Delaware police are pulling over Pennsylvania drivers, as some cross the border to buy alcohol
Police in Delaware have a warning to Pennsylvania residents looking to make an alcohol run: Don’t cross the border to buy booze.
Police in Delaware have a warning to Pennsylvania residents looking to make an alcohol run: Don’t cross the border to buy booze or for other nonessential reasons.
At Total Wine & More in Claymont, just south of the Pennsylvania border, police on Friday were turning away customers from Pennsylvania, where liquor stores remain closed and online sales have been plagued with problems due to “overwhelming demand.”
Many would-be customers seemed unaware of travel restrictions put in place by Gov. John Carney this week, which prohibit out-of-state drivers from entering Delaware unless they work for an essential business, are caring for a family member, or there are health-care reasons.
To enforce the restrictions, Delaware state police have been authorized to stop out-of-state drivers on state and local roads simply because they don’t have Delaware tags. Residents from Pennsylvania and elsewhere who don’t have a good reason to be in the state are being instructed to either self-quarantine in Delaware for 14 days or return home. Some Pennsylvania customers were also turned away from a Home Depot by Delaware state police on Friday.
The order doesn’t apply to motorists passing through Delaware en route to other states, and out-of-state drivers on I-95, I-295, and I-495 won’t be stopped. Police aren’t just stopping Pennsylvania drivers — Maryland drivers are also passing over the state’s western border, according to Master Cpl. Michael Austin, a spokesperson for the Delaware State Police.
“We’re going to have to show we’re serious about travelers coming in state for nonessential activities,” Carney said during a news briefing on Friday.
Pritiss Gupta, co-owner of Brandywine Liquors, said he’d seen an increase of sales in recent weeks, with many customers from Pennsylvania thanking him for remaining open. Managers at other liquor stores in the area said they’ve seen an uptick in sales, but couldn’t say for sure if it was due to an increase in Pennsylvania customers.
“We have also been getting phone calls asking if we’re open,” Gupta said. “I would like to help customers get their products."
In the days before Pennsylvania’s liquor stores closed in compliance with Gov.

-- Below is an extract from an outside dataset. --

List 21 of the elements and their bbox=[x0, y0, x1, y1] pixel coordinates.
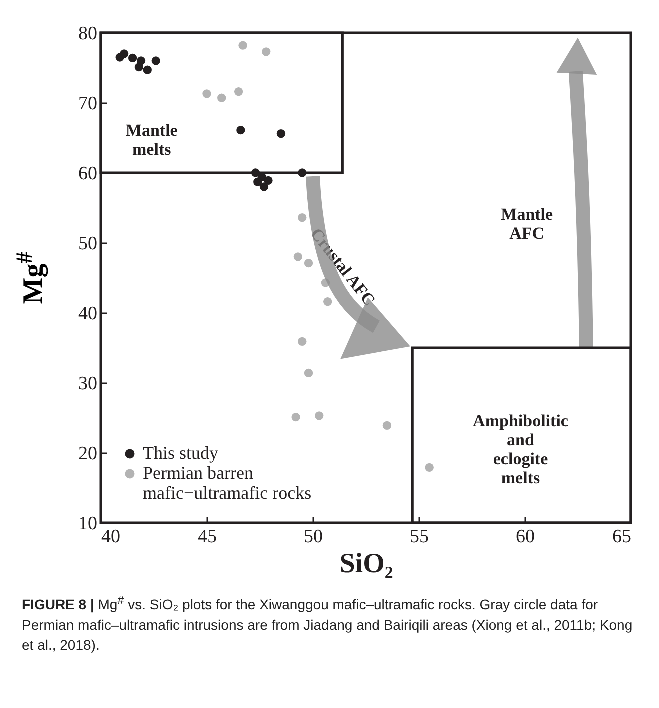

Tom Wolf’s nonessential business shutdown, statewide alcohol sales shot up by more than 58%, according to the Liquor Control Board.
Delaware classified liquor stores as an essential business out of fear that suddenly cutting people off could cause more crowding in hospitals, according to Carney.
“If you close liquor stores, you have people who are alcohol dependent who will go through withdrawal and end up in my emergency room, and we don’t want to have that," Carney said.